Day 1 of ARC-AGI-3

(symbolica.ai)

83 points | by lairv 7 hours ago

9 comments

mohsen1 15 minutes ago
Uses public dataset to evaluate which is not meant for evaluation. Writes super specific prompt[1] and claims eye catching results.
This is the state of "AI" these days I guess...
[1] https://github.com/symbolica-ai/ARC-AGI-3-Agents/blob/symbol...
[-]
- Rebuff5007 8 minutes ago
  Of course it is... we are in an era where a well-timed blog post showing "SOTA results" on a benchmark can net millions in funding
stephantul 2 hours ago
The fact that this was on the set of training problems with a custom harness basically makes the headline a lie.
What if you give opus the same harness?
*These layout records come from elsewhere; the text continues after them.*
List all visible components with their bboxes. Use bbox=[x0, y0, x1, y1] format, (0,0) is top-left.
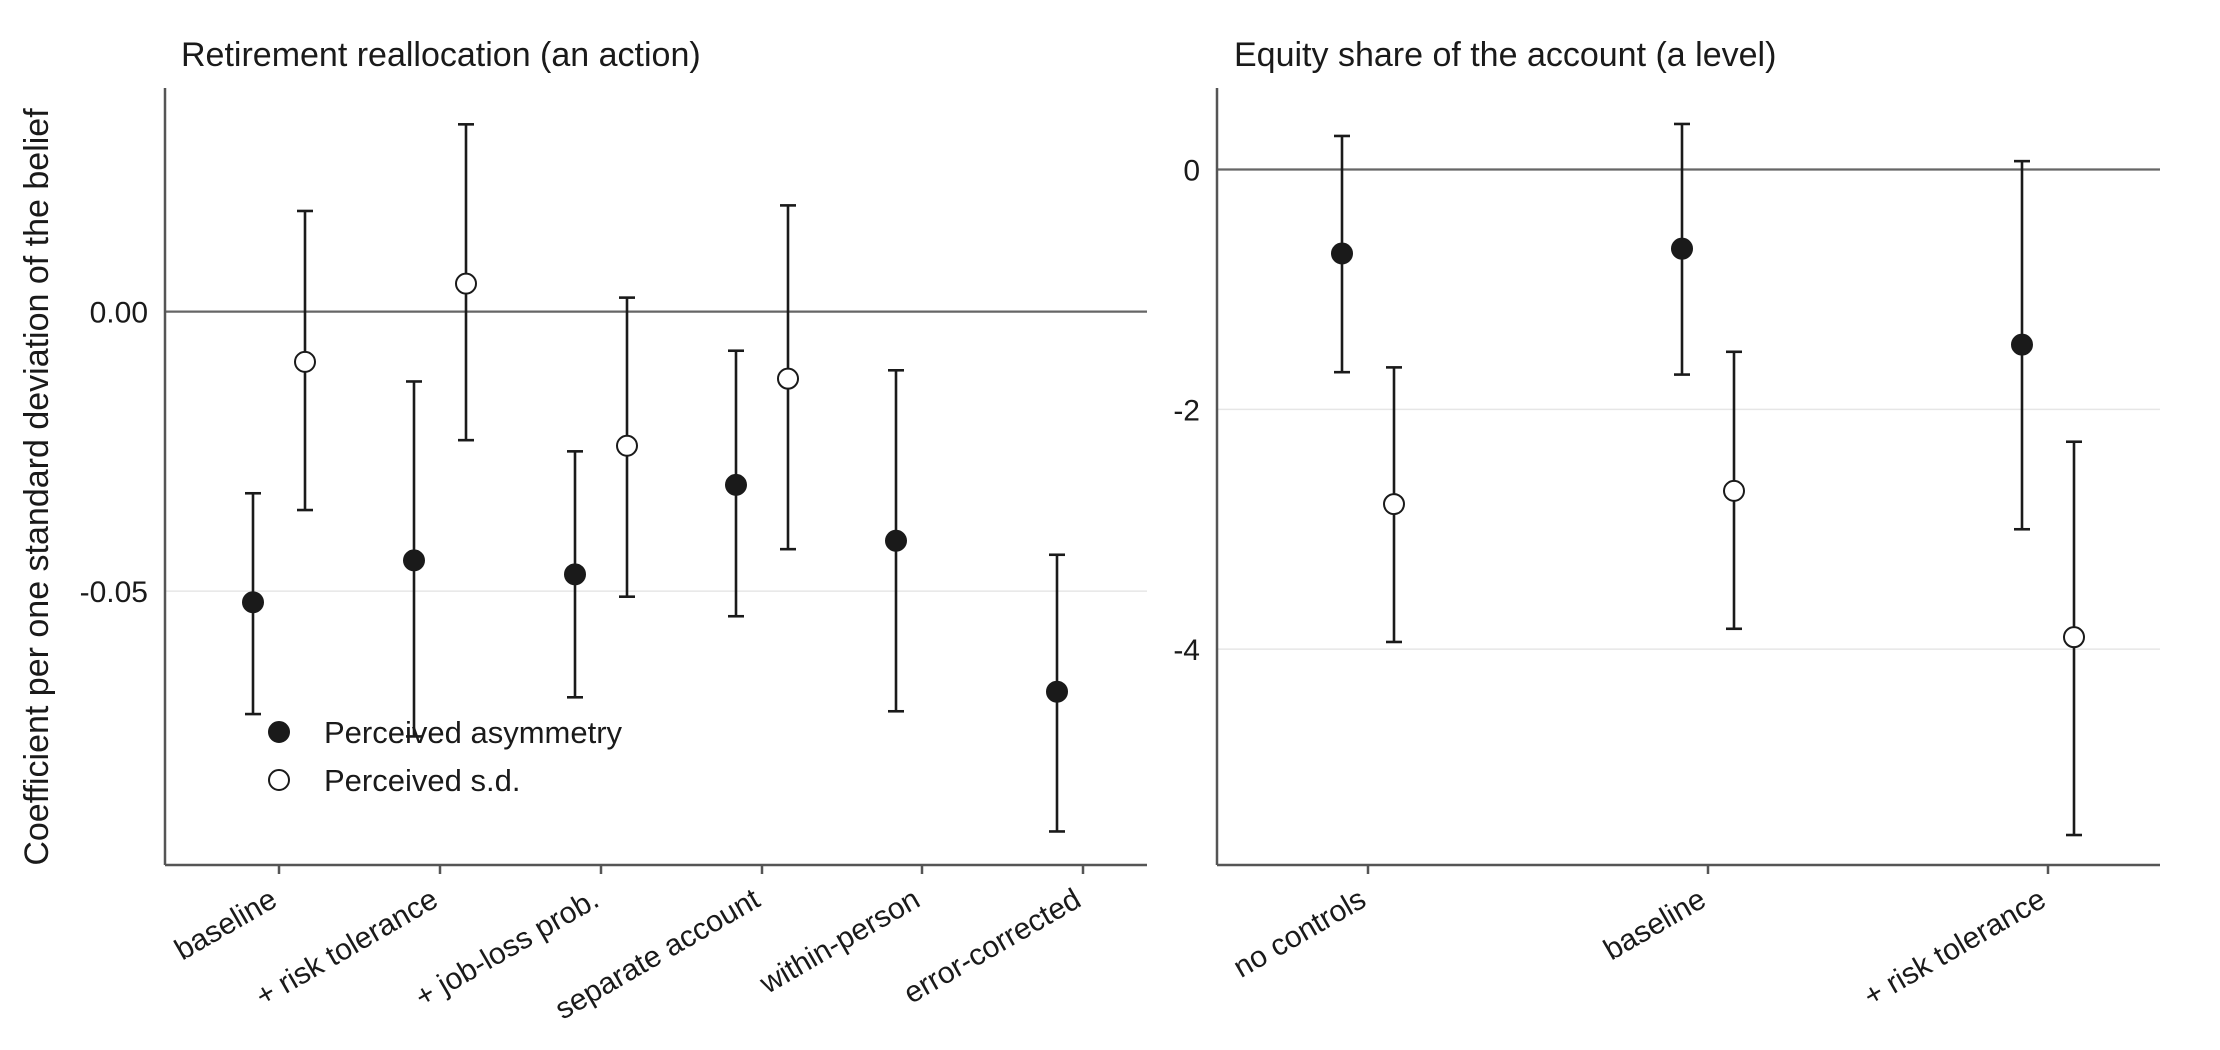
point-perceived-asymmetry bbox=[242, 591, 264, 614]
point-perceived-asymmetry bbox=[564, 563, 586, 586]
x-tick-label: baseline bbox=[169, 882, 282, 966]
x-tick-label: + risk tolerance bbox=[1858, 882, 2051, 1013]
point-perceived-asymmetry bbox=[885, 529, 907, 552]
y-tick-label: 0.00 bbox=[90, 297, 148, 330]
y-tick-label: -2 bbox=[1173, 394, 1200, 427]
left-panel: Retirement reallocation (an action) 0.00… bbox=[80, 36, 1147, 1026]
point-perceived-s-d bbox=[777, 367, 799, 390]
point-perceived-asymmetry bbox=[1046, 680, 1068, 703]
point-perceived-asymmetry bbox=[2011, 333, 2033, 356]
legend-label-asymmetry: Perceived asymmetry bbox=[324, 715, 623, 750]
right-panel: Equity share of the account (a level) 0 -… bbox=[1173, 36, 2160, 1013]
right-panel-plot: 0 -2 -4 no controls baseline + risk tolerance bbox=[1173, 88, 2160, 1013]
right-panel-title: Equity share of the account (a level) bbox=[1234, 36, 1776, 74]
x-tick-label: error-corrected bbox=[898, 882, 1086, 1010]
point-perceived-s-d bbox=[294, 350, 316, 373]
y-tick-label: 0 bbox=[1183, 155, 1200, 188]
y-tick-label: -4 bbox=[1173, 634, 1200, 667]
legend-marker-sd bbox=[268, 769, 290, 791]
x-tick-label: no controls bbox=[1228, 882, 1372, 984]
point-perceived-s-d bbox=[616, 434, 638, 457]
point-perceived-asymmetry bbox=[403, 549, 425, 572]
point-perceived-asymmetry bbox=[725, 473, 747, 496]
y-tick-label: -0.05 bbox=[80, 576, 148, 609]
point-perceived-asymmetry bbox=[1331, 242, 1353, 265]
point-perceived-s-d bbox=[1723, 479, 1745, 502]
left-panel-title: Retirement reallocation (an action) bbox=[181, 36, 701, 74]
legend-marker-asymmetry bbox=[268, 721, 290, 743]
legend-label-sd: Perceived s.d. bbox=[324, 763, 520, 798]
x-tick-label: baseline bbox=[1598, 882, 1711, 966]
point-perceived-s-d bbox=[1383, 493, 1405, 516]
legend: Perceived asymmetry Perceived s.d. bbox=[268, 715, 623, 798]
y-axis-label: Coefficient per one standard deviation o… bbox=[18, 108, 56, 866]
point-perceived-asymmetry bbox=[1671, 237, 1693, 260]
point-perceived-s-d bbox=[2063, 626, 2085, 649]
point-perceived-s-d bbox=[455, 272, 477, 295]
Do people even care about meaningful comparisons any more or is it all just “numbers go up”
[-]
- cbg0 1 hour ago
  When you're on the hunt for VC cash "numbers go up" is the main criteria.
- ting0 31 minutes ago
  Does it matter though? If it accomplishes the task, it accomplishes the task. Everyone uses a harness anyway, and finding the best harness is relevant. Also perhaps this hints at something bigger, i.e.: we're wasting our time focusing on the model when we could be focusing on the harness.
padolsey 1 hour ago
Knowing the nature of a test ahead of time, building out your capabilities and tooling before entering the exam hall when your peers don't have that advantage, makes you a cheater.
[-]
- BoorishBears 46 minutes ago
  Lots of people doing the same with extra steps (generating synthetic data from test questions with the LLM then training on it)
  I wish we'd move past public test sets for LLM benchmarks: publish a plain english explanation of the tasks, allow questions and clarifications, and but never release a single question from the test set verbatim.
  It made sense back when models needed to be finetuned on the task to even reliably answer. If we're saying this is the path to AGI we should be able to rely on the generalization of the model to get it right.
  [-]
  - ting0 30 minutes ago
    You have a problem with generating synthetic data from test questions? Humans simulate experiences in their mind. What's the problem?
    [-]
    - BoorishBears 15 minutes ago
      Models don't generalize as well as humans.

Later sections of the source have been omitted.